Running other software on top of unRAID

As a cache drive is outside of the parity-protected array, it can be used for alternate software and unRAID add-ons that need to read and write data often. Examples include:

Read more: Forum discussion

Scratch space

The cache disk can be used as scratch space for torrent client(s), news clients or web servers. The advantage here is that, for most of the day, only the one cache disk in the array needs to be spun up. Otherwise, at least two drives - parity and one data – will be spun up.


Disadvantages of a cache disk

'Wasted' HDD and HDD slot

One of your hard drives and SATA/PATA slots is dedicated to your cache drive, instead of long-term data storage

Short-term risk of data loss

If your cache drive dies, it will take all of the data currently residing on it to the grave. While it is possible to run ReiserFS data recovery software on your dead cache drive, there is still a good possibility of permanent data loss.

By default, the mover script will run once a day at 3:40 am. If you are concerned about data loss, you can edit the script so that it runs more frequently and at different times.


Hardware

The two key factors to consider to when choosing a hard drive to be your cache disk are:

  • Your intended purpose.
  • Amount of data

Purpose

Increased perceived write speed: You will want a drive that is as fast as possible. For the fastest possible speed, you'll want an SSD (which has the added benefit of being low power) or a 10,000 rpm drive.

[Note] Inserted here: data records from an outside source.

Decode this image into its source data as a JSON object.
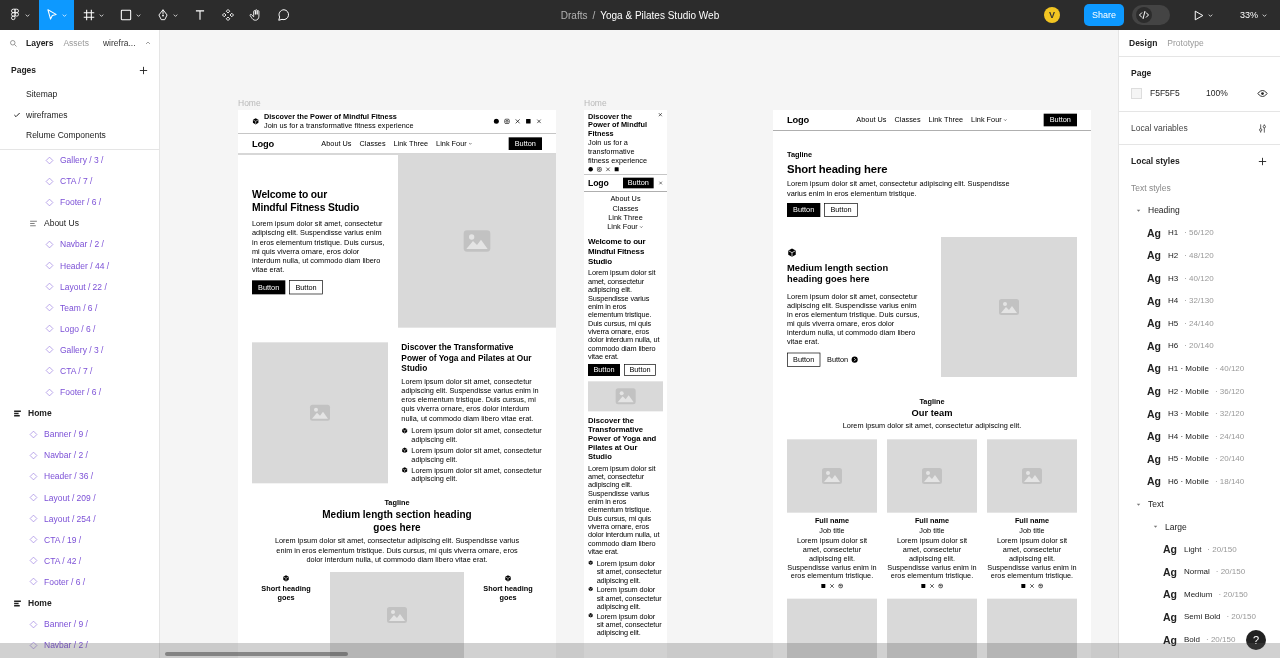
{
  "toolbar": {
    "tools": [
      {
        "kind": "figma-menu",
        "selected": false,
        "dropdown": true
      },
      {
        "kind": "move",
        "selected": true,
        "dropdown": true
      },
      {
        "kind": "frame",
        "selected": false,
        "dropdown": true
      },
      {
        "kind": "shape",
        "selected": false,
        "dropdown": true
      },
      {
        "kind": "pen",
        "selected": false,
        "dropdown": true
      },
      {
        "kind": "text",
        "selected": false,
        "dropdown": false
      },
      {
        "kind": "components",
        "selected": false,
        "dropdown": false
      },
      {
        "kind": "hand",
        "selected": false,
        "dropdown": false
      },
      {
        "kind": "comment",
        "selected": false,
        "dropdown": false
      }
    ],
    "breadcrumb": {
      "folder": "Drafts",
      "separator": "/",
      "file": "Yoga & Pilates Studio Web"
    },
    "avatar": "V",
    "share": "Share",
    "dev_mode": false,
    "zoom": "33%"
  },
  "layers_panel": {
    "tabs": [
      {
        "label": "Layers",
        "selected": true
      },
      {
        "label": "Assets",
        "selected": false
      }
    ],
    "page_picker": "wirefra...",
    "pages": {
      "title": "Pages",
      "items": [
        {
          "label": "Sitemap",
          "selected": false
        },
        {
          "label": "wireframes",
          "selected": true
        },
        {
          "label": "Relume Components",
          "selected": false
        }
      ]
    },
    "layers": [
      {
        "children": [
          {
            "children": [
              {
                "name": "Gallery / 3 /",
                "kind": "instance"
              },
              {
                "name": "CTA / 7 /",
                "kind": "instance"
              },
              {
                "name": "Footer / 6 /",
                "kind": "instance"
              }
            ]
          },
          {
            "name": "About Us",
            "kind": "frame",
            "children": [
              {
                "name": "Navbar / 2 /",
                "kind": "instance"
              },
              {
                "name": "Header / 44 /",
                "kind": "instance"
              },
              {
                "name": "Layout / 22 /",
                "kind": "instance"
              },
              {
                "name": "Team / 6 /",
                "kind": "instance"
              },
              {
                "name": "Logo / 6 /",
                "kind": "instance"
              },
              {
                "name": "Gallery / 3 /",
                "kind": "instance"
              },
              {
                "name": "CTA / 7 /",
                "kind": "instance"
              },
              {
                "name": "Footer / 6 /",
                "kind": "instance"
              }
            ]
          }
        ]
      },
      {
        "name": "Home",
        "kind": "section",
        "children": [
          {
            "name": "Banner / 9 /",
            "kind": "instance"
          },
          {
            "name": "Navbar / 2 /",
            "kind": "instance"
          },
          {
            "name": "Header / 36 /",
            "kind": "instance"
          },
          {
            "name": "Layout / 209 /",
            "kind": "instance"
          },
          {
            "name": "Layout / 254 /",
            "kind": "instance"
          },
          {
            "name": "CTA / 19 /",
            "kind": "instance"
          },
          {
            "name": "CTA / 42 /",
            "kind": "instance"
          },
          {
            "name": "Footer / 6 /",
            "kind": "instance"
          }
        ]
      },
      {
        "name": "Home",
        "kind": "section",
        "children": [
          {
            "name": "Banner / 9 /",
            "kind": "instance"
          },
          {
            "name": "Navbar / 2 /",
            "kind": "instance"
          }
        ]
      }
    ]
  },
  "canvas": {
    "frames": [
      {
        "kind": "desktop-home",
        "label": "Home",
        "banner": {
          "title": "Discover the Power of Mindful Fitness",
          "subtitle": "Join us for a transformative fitness experience"
        },
        "navbar": {
          "logo": "Logo",
          "links": [
            {
              "label": "About Us",
              "dropdown": false
            },
            {
              "label": "Classes",
              "dropdown": false
            },
            {
              "label": "Link Three",
              "dropdown": false
            },
            {
              "label": "Link Four",
              "dropdown": true
            }
          ],
          "button": "Button"
        },
        "header": {
          "heading": "Welcome to our\nMindful Fitness Studio",
          "text": "Lorem ipsum dolor sit amet, consectetur adipiscing elit. Suspendisse varius enim in eros elementum tristique. Duis cursus, mi quis viverra ornare, eros dolor interdum nulla, ut commodo diam libero vitae erat.",
          "buttons": [
            {
              "label": "Button",
              "kind": "primary"
            },
            {
              "label": "Button",
              "kind": "secondary"
            }
          ]
        },
        "feature": {
          "heading": "Discover the Transformative\nPower of Yoga and Pilates at Our\nStudio",
          "text": "Lorem ipsum dolor sit amet, consectetur adipiscing elit. Suspendisse varius enim in eros elementum tristique. Duis cursus, mi quis viverra ornare, eros dolor interdum nulla, ut commodo diam libero vitae erat.",
          "items": [
            "Lorem ipsum dolor sit amet, consectetur adipiscing elit.",
            "Lorem ipsum dolor sit amet, consectetur adipiscing elit.",
            "Lorem ipsum dolor sit amet, consectetur adipiscing elit."
          ]
        },
        "section": {
          "tagline": "Tagline",
          "heading": "Medium length section heading\ngoes here",
          "text": "Lorem ipsum dolor sit amet, consectetur adipiscing elit. Suspendisse varius enim in eros elementum tristique. Duis cursus, mi quis viverra ornare, eros dolor interdum nulla, ut commodo diam libero vitae erat.",
          "cards": [
            {
              "kind": "feature",
              "heading": "Short heading goes"
            },
            {
              "kind": "image"
            },
            {
              "kind": "feature",
              "heading": "Short heading goes"
            }
          ]
        }
      },
      {
        "kind": "mobile-home",
        "label": "Home",
        "banner": {
          "title": "Discover the Power of Mindful Fitness",
          "subtitle": "Join us for a transformative fitness experience"
        },
        "navbar": {
          "logo": "Logo",
          "button": "Button"
        },
        "menu": [
          {
            "label": "About Us",
            "dropdown": false
          },
          {
            "label": "Classes",
            "dropdown": false
          },
          {
            "label": "Link Three",
            "dropdown": false
          },
          {
            "label": "Link Four",
            "dropdown": true
          }
        ],
        "header": {
          "heading": "Welcome to our\nMindful Fitness\nStudio",
          "text": "Lorem ipsum dolor sit amet, consectetur adipiscing elit. Suspendisse varius enim in eros elementum tristique. Duis cursus, mi quis viverra ornare, eros dolor interdum nulla, ut commodo diam libero vitae erat.",
          "buttons": [
            {
              "label": "Button",
              "kind": "primary"
            },
            {
              "label": "Button",
              "kind": "secondary"
            }
          ]
        },
        "feature": {
          "heading": "Discover the Transformative Power of Yoga and Pilates at Our Studio",
          "text": "Lorem ipsum dolor sit amet, consectetur adipiscing elit. Suspendisse varius enim in eros elementum tristique. Duis cursus, mi quis viverra ornare, eros dolor interdum nulla, ut commodo diam libero vitae erat.",
          "items": [
            "Lorem ipsum dolor sit amet, consectetur adipiscing elit.",
            "Lorem ipsum dolor sit amet, consectetur adipiscing elit.",
            "Lorem ipsum dolor sit amet, consectetur adipiscing elit."
          ]
        }
      },
      {
        "kind": "desktop-about",
        "navbar": {
          "logo": "Logo",
          "links": [
            {
              "label": "About Us",
              "dropdown": false
            },
            {
              "label": "Classes",
              "dropdown": false
            },
            {
              "label": "Link Three",
              "dropdown": false
            },
            {
              "label": "Link Four",
              "dropdown": true
            }
          ],
          "button": "Button"
        },
        "hero": {
          "tagline": "Tagline",
          "heading": "Short heading here",
          "text": "Lorem ipsum dolor sit amet, consectetur adipiscing elit. Suspendisse varius enim in eros elementum tristique.",
          "buttons": [
            {
              "label": "Button",
              "kind": "primary"
            },
            {
              "label": "Button",
              "kind": "secondary"
            }
          ]
        },
        "layout": {
          "heading": "Medium length section\nheading goes here",
          "text": "Lorem ipsum dolor sit amet, consectetur adipiscing elit. Suspendisse varius enim in eros elementum tristique. Duis cursus, mi quis viverra ornare, eros dolor interdum nulla, ut commodo diam libero vitae erat.",
          "buttons": [
            {
              "label": "Button",
              "kind": "secondary"
            },
            {
              "label": "Button",
              "kind": "link"
            }
          ]
        },
        "team": {
          "tagline": "Tagline",
          "heading": "Our team",
          "text": "Lorem ipsum dolor sit amet, consectetur adipiscing elit.",
          "members": [
            {
              "name": "Full name",
              "title": "Job title",
              "text": "Lorem ipsum dolor sit amet, consectetur adipiscing elit. Suspendisse varius enim in eros elementum tristique."
            },
            {
              "name": "Full name",
              "title": "Job title",
              "text": "Lorem ipsum dolor sit amet, consectetur adipiscing elit. Suspendisse varius enim in eros elementum tristique."
            },
            {
              "name": "Full name",
              "title": "Job title",
              "text": "Lorem ipsum dolor sit amet, consectetur adipiscing elit. Suspendisse varius enim in eros elementum tristique."
            }
          ],
          "more": [
            {
              "kind": "image"
            },
            {
              "kind": "image"
            },
            {
              "kind": "image"
            }
          ]
        }
      }
    ]
  },
  "design_panel": {
    "tabs": [
      {
        "label": "Design",
        "selected": true
      },
      {
        "label": "Prototype",
        "selected": false
      }
    ],
    "page": {
      "title": "Page",
      "color": "F5F5F5",
      "opacity": "100%"
    },
    "local_variables": "Local variables",
    "local_styles": "Local styles",
    "text_styles": {
      "title": "Text styles",
      "groups": [
        {
          "label": "Heading",
          "expanded": true,
          "children": [
            {
              "sample": "Ag",
              "name": "H1",
              "spec": "· 56/120"
            },
            {
              "sample": "Ag",
              "name": "H2",
              "spec": "· 48/120"
            },
            {
              "sample": "Ag",
              "name": "H3",
              "spec": "· 40/120"
            },
            {
              "sample": "Ag",
              "name": "H4",
              "spec": "· 32/130"
            },
            {
              "sample": "Ag",
              "name": "H5",
              "spec": "· 24/140"
            },
            {
              "sample": "Ag",
              "name": "H6",
              "spec": "· 20/140"
            },
            {
              "sample": "Ag",
              "name": "H1 · Mobile",
              "spec": "· 40/120"
            },
            {
              "sample": "Ag",
              "name": "H2 · Mobile",
              "spec": "· 36/120"
            },
            {
              "sample": "Ag",
              "name": "H3 · Mobile",
              "spec": "· 32/120"
            },
            {
              "sample": "Ag",
              "name": "H4 · Mobile",
              "spec": "· 24/140"
            },
            {
              "sample": "Ag",
              "name": "H5 · Mobile",
              "spec": "· 20/140"
            },
            {
              "sample": "Ag",
              "name": "H6 · Mobile",
              "spec": "· 18/140"
            }
          ]
        },
        {
          "label": "Text",
          "expanded": true,
          "children": [
            {
              "label": "Large",
              "expanded": true,
              "children": [
                {
                  "sample": "Ag",
                  "name": "Light",
                  "spec": "· 20/150"
                },
                {
                  "sample": "Ag",
                  "name": "Normal",
                  "spec": "· 20/150"
                },
                {
                  "sample": "Ag",
                  "name": "Medium",
                  "spec": "· 20/150"
                },
                {
                  "sample": "Ag",
                  "name": "Semi Bold",
                  "spec": "· 20/150"
                },
                {
                  "sample": "Ag",
                  "name": "Bold",
                  "spec": "· 20/150"
                }
              ]
            }
          ]
        }
      ]
    }
  },
  "help": "?"
}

If you are on a tighter budget, a 7200 rpm drive such as a WD Black will do fine. Unless you write a lot of very small files, the size of the hard drive's cache (8, 16, 32, 64 mb etc.) won't matter much. You can also eek a bit more performance out of a slower drive by short stroking it (meaning confine it to only the outside sectors, which are higher density and can therefore be written to and read from faster), but this is of course an advanced maneuver.

As a Warm Spare: you will want a drive that is the same size or larger than your parity disk. This drive can be any speed you choose, just remember that in the event of a parity rebuild (if your parity disk dies) or a rebuild from parity (if a data disk dies), the process will proceed at the speed of your slowest disk.

Amount of data

The final consideration in choosing a cache drive is to think about the amount of data you expect to pass through it. If you write ~10 GBs per day, then any drive 10 GB or larger will do (a 30 GB SSD may be a good fit in this case). If you write 100 GB in one day every few weeks, then you will want a cache drive that is larger than 100 GB. If you attempt a data transfer that is larger than the size of your cache drive, the transfer will fail.